Mas particularmente hoje eu percebo que o conceito de família está errado. Que todo mundo só é ligado pelo sangue, não pelos princípios, que aqueles que deviam se importar com a merda da minha vida – e talvez da sua, se a sua família for dessas “abençoadas” – são os primeiros a apontar o dedo e esculhambar. Claro, porque falar é fácil. Quero ver fazer.

Então você pode dizer “Nossa Ana, como você é escrota!”, mas eu juro que tenho um motivo para dizer cada uma das palavras que eu disse para a tia Onilda e acredite se quiser, quem perguntou foi ela. Não dizem que quem pergunta quer saber? Eu acho que ela queria.

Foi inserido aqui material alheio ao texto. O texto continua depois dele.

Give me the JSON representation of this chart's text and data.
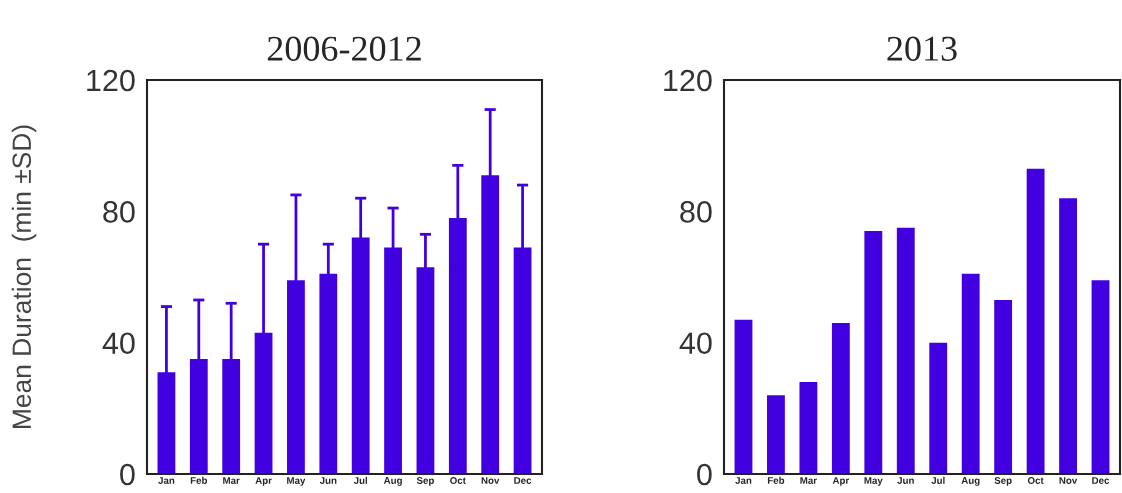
{
  "chart_data": [
    {
      "type": "bar",
      "title": "2006-2012",
      "ylabel": "Mean Duration  (min ±SD)",
      "categories": [
        "Jan",
        "Feb",
        "Mar",
        "Apr",
        "May",
        "Jun",
        "Jul",
        "Aug",
        "Sep",
        "Oct",
        "Nov",
        "Dec"
      ],
      "values": [
        31,
        35,
        35,
        43,
        59,
        61,
        72,
        69,
        63,
        78,
        91,
        69
      ],
      "errors": [
        20,
        18,
        17,
        27,
        26,
        9,
        12,
        12,
        10,
        16,
        20,
        19
      ],
      "color": "#4000e0",
      "ylim": [
        0,
        120
      ],
      "yticks": [
        0,
        40,
        80,
        120
      ],
      "grid": false
    },
    {
      "type": "bar",
      "title": "2013",
      "categories": [
        "Jan",
        "Feb",
        "Mar",
        "Apr",
        "May",
        "Jun",
        "Jul",
        "Aug",
        "Sep",
        "Oct",
        "Nov",
        "Dec"
      ],
      "values": [
        47,
        24,
        28,
        46,
        74,
        75,
        40,
        61,
        53,
        93,
        84,
        59
      ],
      "color": "#4000e0",
      "ylim": [
        0,
        120
      ],
      "yticks": [
        0,
        40,
        80,
        120
      ],
      "grid": false
    }
  ]
}
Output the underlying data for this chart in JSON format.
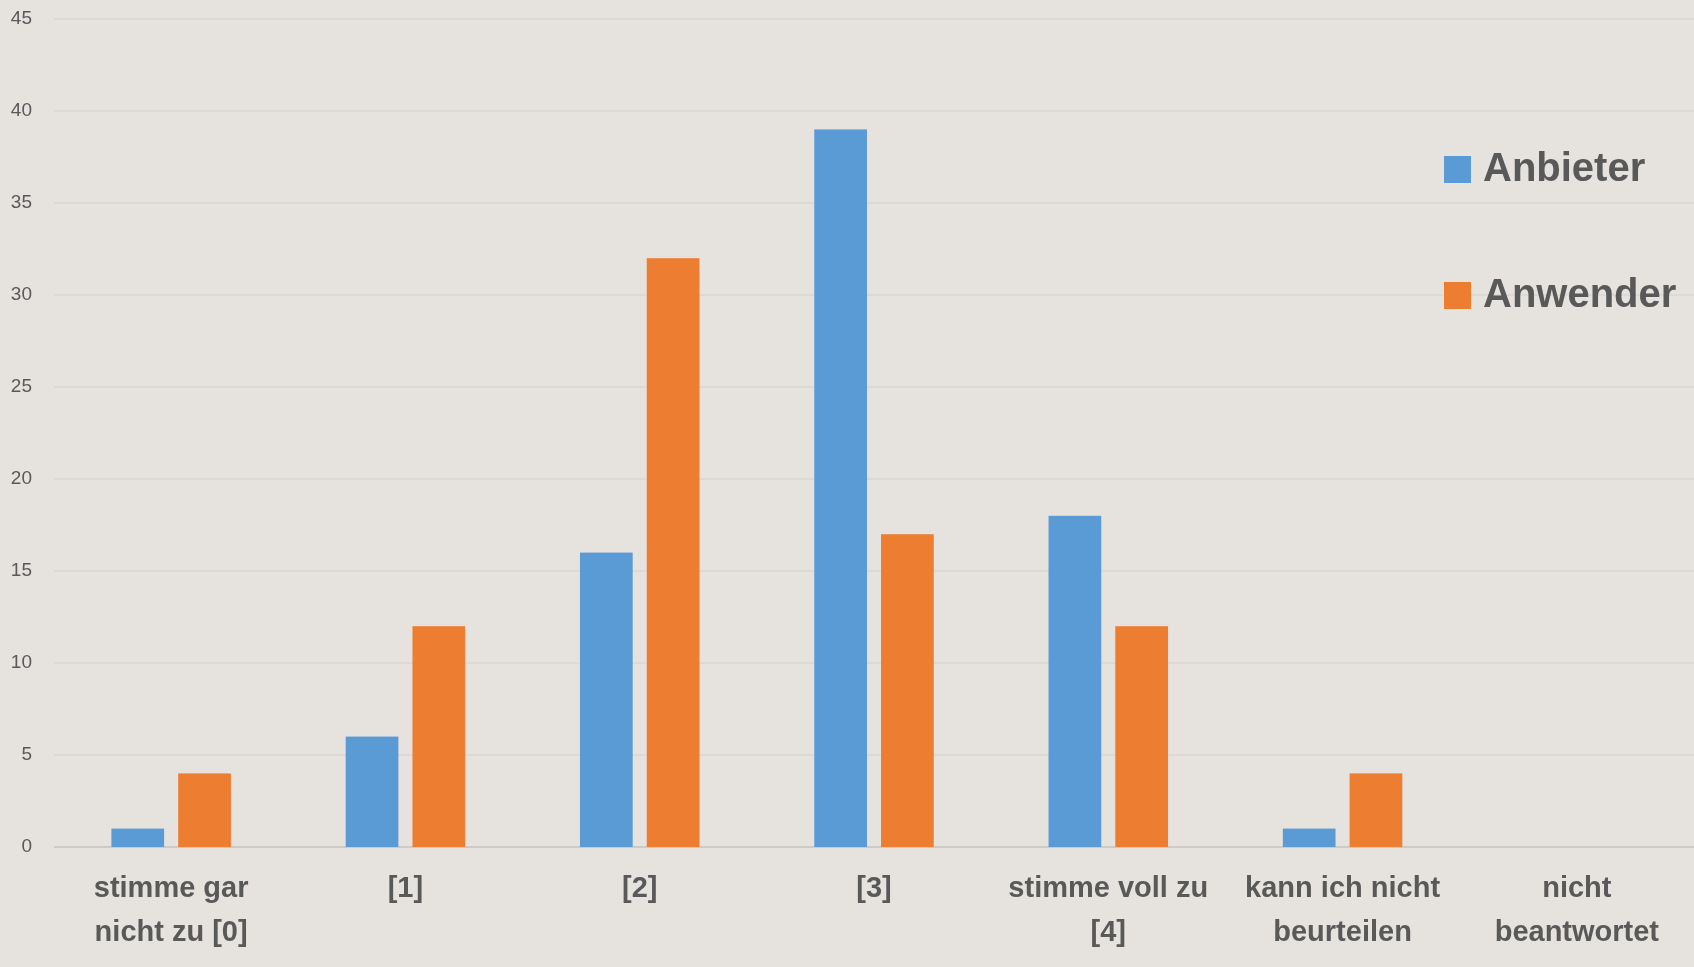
{
  "chart_data": {
    "type": "bar",
    "categories": [
      "stimme gar nicht zu [0]",
      "[1]",
      "[2]",
      "[3]",
      "stimme voll zu [4]",
      "kann ich nicht beurteilen",
      "nicht beantwortet"
    ],
    "series": [
      {
        "name": "Anbieter",
        "color": "#5b9bd5",
        "values": [
          1,
          6,
          16,
          39,
          18,
          1,
          0
        ]
      },
      {
        "name": "Anwender",
        "color": "#ed7d31",
        "values": [
          4,
          12,
          32,
          17,
          12,
          4,
          0
        ]
      }
    ],
    "ylim": [
      0,
      45
    ],
    "yticks": [
      0,
      5,
      10,
      15,
      20,
      25,
      30,
      35,
      40,
      45
    ],
    "grid": "y",
    "legend": "top right"
  }
}
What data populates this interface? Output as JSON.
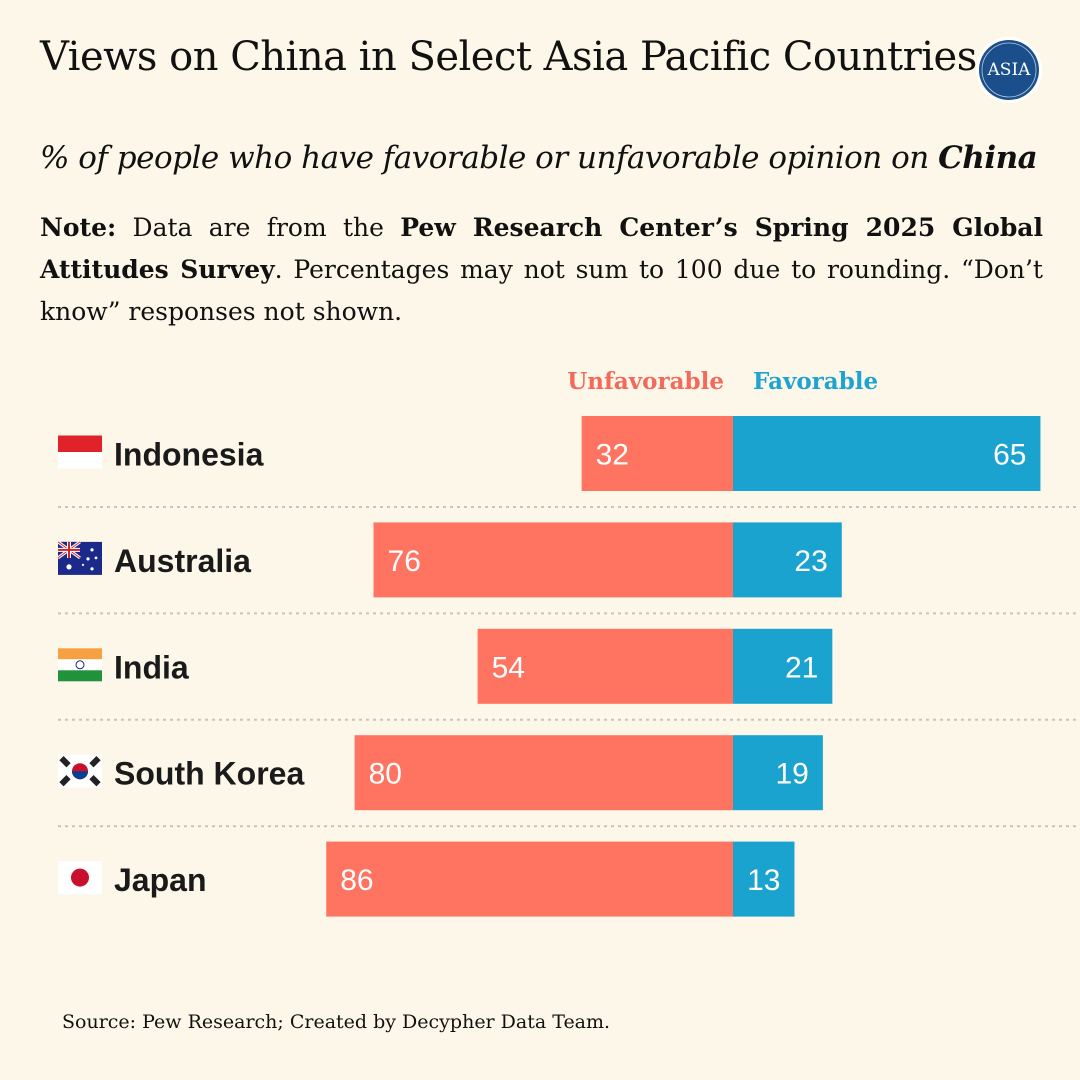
{
  "header": {
    "title": "Views on China in Select Asia Pacific Countries",
    "logo_text": "ASIA"
  },
  "subtitle": {
    "prefix": "% of people who have favorable or unfavorable opinion on ",
    "emphasis": "China"
  },
  "note": {
    "label": "Note:",
    "text1": " Data are from the ",
    "bold": "Pew Research Center’s Spring 2025 Global Attitudes Survey",
    "text2": ". Percentages may not sum to 100 due to rounding. “Don’t know” responses not shown."
  },
  "source": "Source: Pew Research; Created by Decypher Data Team.",
  "colors": {
    "unfavorable": "#ff7461",
    "favorable": "#1ba3cf",
    "background": "#fdf7ea"
  },
  "chart_data": {
    "type": "bar",
    "orientation": "horizontal-diverging",
    "categories": [
      "Indonesia",
      "Australia",
      "India",
      "South Korea",
      "Japan"
    ],
    "flags": [
      "indonesia-flag-icon",
      "australia-flag-icon",
      "india-flag-icon",
      "south-korea-flag-icon",
      "japan-flag-icon"
    ],
    "series": [
      {
        "name": "Unfavorable",
        "values": [
          32,
          76,
          54,
          80,
          86
        ]
      },
      {
        "name": "Favorable",
        "values": [
          65,
          23,
          21,
          19,
          13
        ]
      }
    ],
    "legend": "top-center",
    "grid": false
  }
}
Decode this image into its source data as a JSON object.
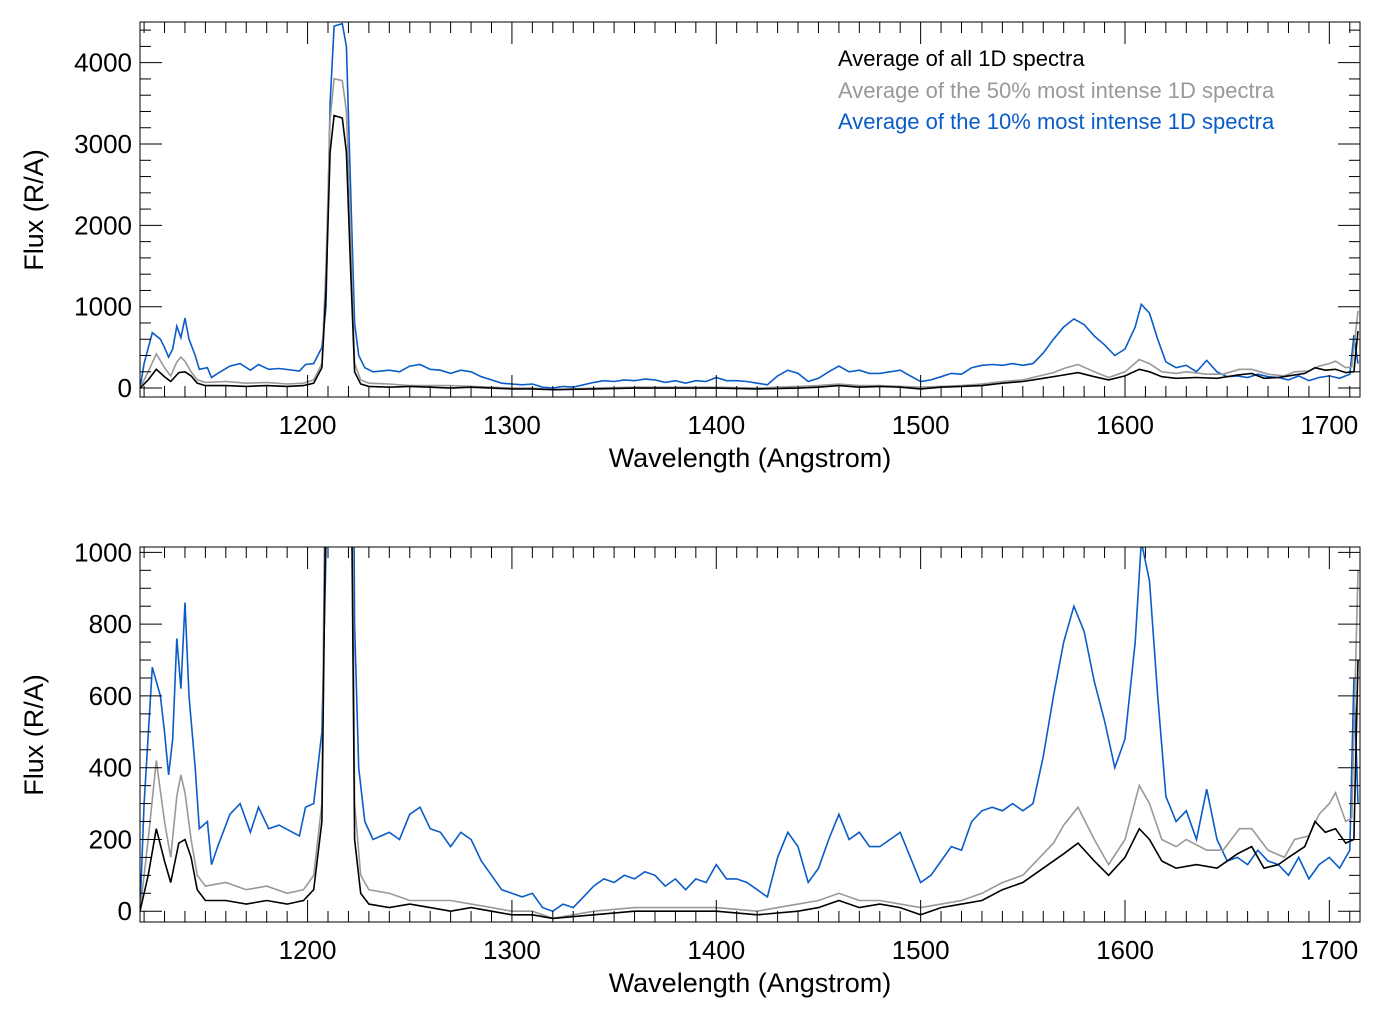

Era um dia quase tão tranquilo quanto os anteriores. Quase porque encontros familiares – sendo mais exata, visitas – me estressam. Sempre foi assim. Nunca gostei deles, por isso quase não os faço.

Eu havia decidido mudar de casa faz um tempo. Dois meses? Três? Deve ser por aí. Eu estava me afundando na merda, logo eu, 22 anos e enchendo a cara de cachaça pra ver se relaxo um pouco das injustiças que estou vivendo.

− Está tudo bem com você, minha filha? – Lá vem a tia Onilda querendo fofoca, na certa. Mas sabe, eu tô cansada de ser a chacota.

Deixe que digam, que pensem, que falem. Não é o que o Lulu Santos costuma cantar naquela canção? É isso mesmo, acho que quando vamos ficando velhos, vamos entendendo essas canções de gente velha haha.

− Sabe tia, eu podia mentir. – Comecei a falar e sabia que ia dar em merda, mas honestamente e perdão pelo linguajar, foda-se. – Mas hoje eu não tô muito a fim?! É que preciso estudar sabe? Mas meus pais não entendem isso, acham que eu sou a empregadinha doméstica deles, só pode!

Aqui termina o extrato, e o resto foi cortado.